Jakoś nie mogło do niego dotrzec, że klient ma prawo kontrolować dostawcę, zwłaszcza, gdy topi spore pieniądze. Gdy o tym wspomniałam zjeżył się jeszcze bardziej i stwierdził, że on również sprawdzi sobie moje płatności. Powodzenia.
Nie wiem co mam z nim zrobić, ale do wieczora coś wymyślę.
Póki co chodzi mi po głowie, żeby zadzwonić jeszcze raz do Stollaru, zapytać o możliwość montażu bez udziału tego pana.
Albo poczekać na montaż i jesli będzie opóxniony zapłacić mniej.

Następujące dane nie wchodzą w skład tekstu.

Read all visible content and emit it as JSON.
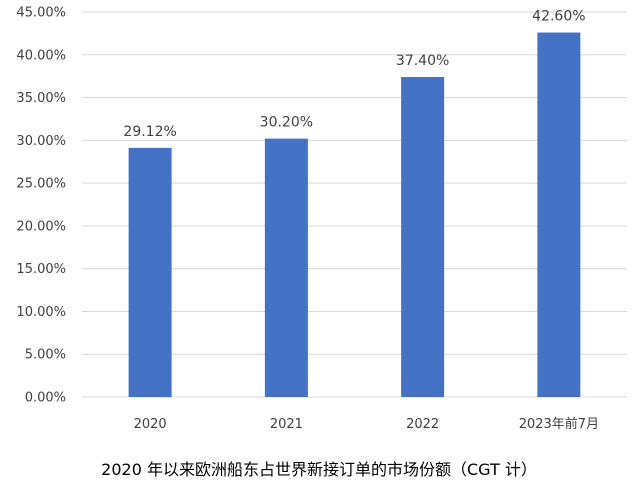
{
  "chart_data": {
    "type": "bar",
    "categories": [
      "2020",
      "2021",
      "2022",
      "2023年前7月"
    ],
    "values": [
      29.12,
      30.2,
      37.4,
      42.6
    ],
    "data_labels": [
      "29.12%",
      "30.20%",
      "37.40%",
      "42.60%"
    ],
    "title": "2020 年以来欧洲船东占世界新接订单的市场份额（CGT 计）",
    "xlabel": "",
    "ylabel": "",
    "ylim": [
      0,
      45
    ],
    "yticks": [
      0,
      5,
      10,
      15,
      20,
      25,
      30,
      35,
      40,
      45
    ],
    "ytick_labels": [
      "0.00%",
      "5.00%",
      "10.00%",
      "15.00%",
      "20.00%",
      "25.00%",
      "30.00%",
      "35.00%",
      "40.00%",
      "45.00%"
    ],
    "grid": true,
    "legend": "none",
    "bar_color": "#4472c4"
  }
}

I również wysłać go do sądu.
Moja budowa zaczęła się 05. kwietnia.
Dziś jest 14. lipca - dzień w którym od rozpoczęcia procesu adrenalina skoczyła mi najwyżej. I dzień, w którym pierwszy raz wykonawca okazał się, co tu ukrywać, chamem pierwsza klasa.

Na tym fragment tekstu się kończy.